В темноте застучали каблучки. Мотька подождал и пошел искать Басмача: может, к нему тоже есть дела. Но Басмача уже не было видно – он исчез совершенно бесшумно, словно растворился в ночи.

И вдруг Мотьку прошибла догадка: так вот зачем он им понадобился! Из-за мента и Нинки! Ни про кого больше его не расспрашивали, никем не интересовались. Только эти двое… Какой же у Басмача к ним интерес? Нет, не к ним… Интерес может быть только к менту! А Нинка – наживка. Через нее все про него разузнать можно. А если грохнуть его надумают, она может его в условное место заманить или ночью дверь отпереть…

* * *

– Слышь, Володь, – сказала Нинка за чаем. После чая следовала постель. Все чаще она оставалась до утра. – Ко мне тут пристают всякие…

– Кто? – быстро спросил Волк. – И что значит – пристают?

Он действительно не понял, что имеет в виду Нинка под этим словом. Может, щиплют ее в магазине за аппетитные места, а может – предъявляют права бывшие ухажеры. Правда, он знал, что она вроде порубила все хвосты.

– Ты в голову не бери, это мои дела, – сказала раз она. – Что было – было, а сейчас ничего нет.
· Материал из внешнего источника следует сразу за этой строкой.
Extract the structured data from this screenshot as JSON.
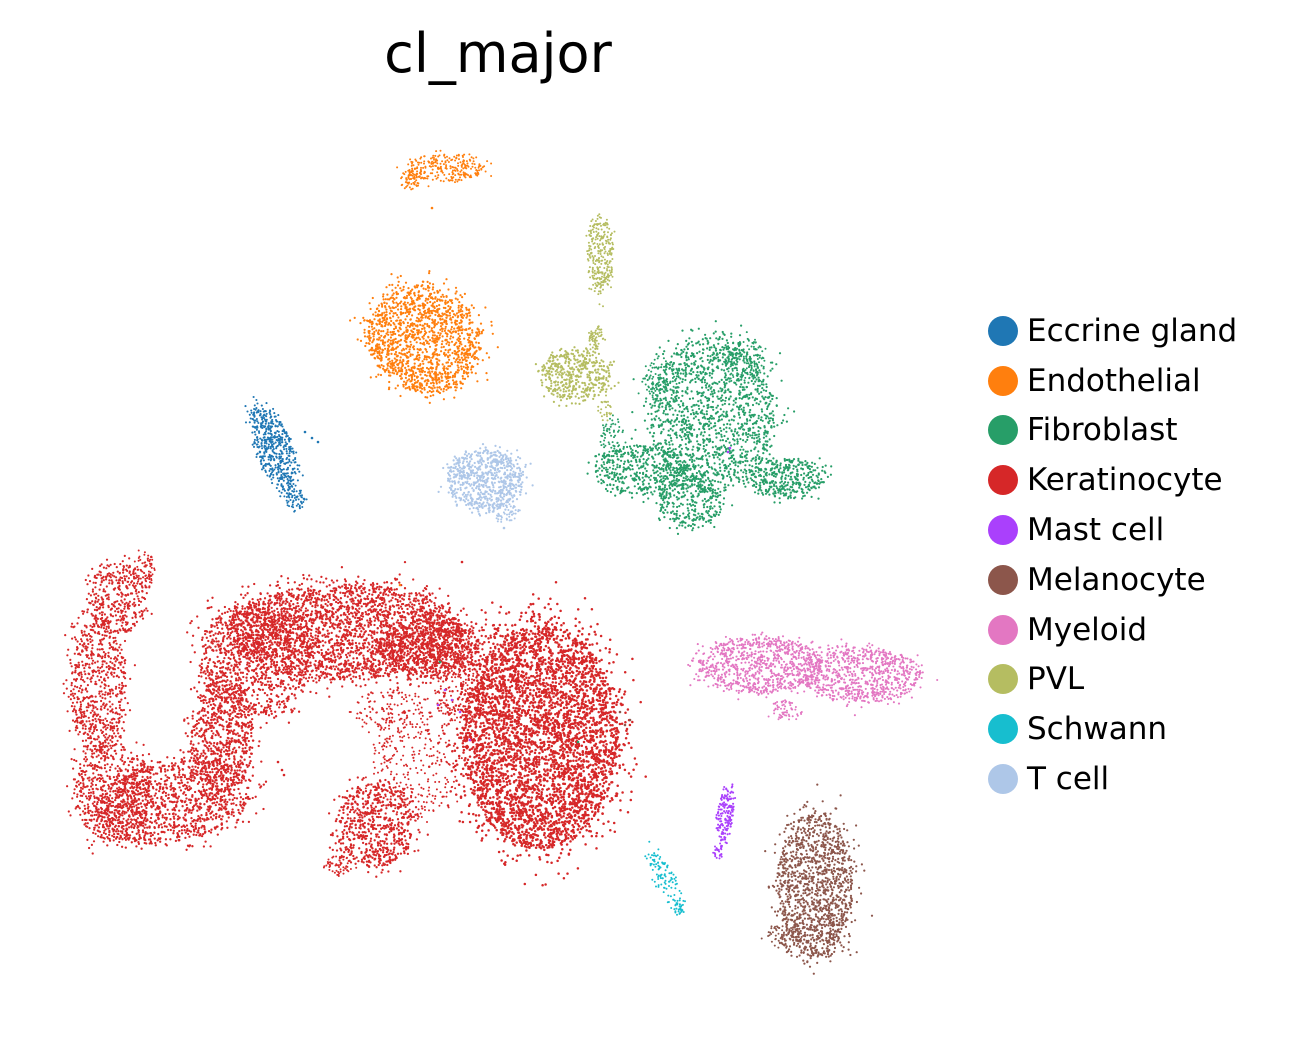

Голос у нее был гордый, но он не радовался: значит, готовит почву для дальнейшего сближения. Может, замуж хочет… А как на ней можно жениться? И так столько разговоров да пересудов. К тому же Нинка – это утеха для тела. Для души есть только Софья…

– Кто к тебе пристает? – раздраженно повторил он. Нинка опустила голову:

– Я тут с одним встречалась, это давно было, год или полтора… А он оказался уголовник. Несколько квартир обворовал…

– А ты при чем? – насторожился Волк.

– Да при том, что моих покупателей… Я им колбасу носила, а он со мной увязывался, расспрашивал: как живут, есть ли ковры, сервизы… Откуда я знала, что у него на уме?

– А сейчас он где?

– Посадили его. Пять лет дали.

– Так чего ж ты волнуешься?

– Сегодня его дружок меня подкараулил. На туркмена похож или на узбека, в темноте не рассмотришь. Голос такой страшный, как рык звериный…

– Чего хотел?

– Про тебя выспрашивал, ругался, пугал… С ментом живешь, мол, а это западло…

Волк встал, прошелся по комнате, подошел к раскрытому окну, выглянул в ночной двор. Нинка и так компрометирует его перед знакомыми, а оказывается, она еще и связана с уголовниками… У сотрудника милиции не должно быть таких женщин.

– Что молчишь? – обиженно спросила она. Она вообще имела манеру обижаться

– к месту, а чаще – не к месту. – Не нравится, что у меня жизнь замаранная?

– Не нравится, – не оборачиваясь, ответил Вольф.

– А я и не скрываю! – с вызовом сказала она. – И никогда не скрывала!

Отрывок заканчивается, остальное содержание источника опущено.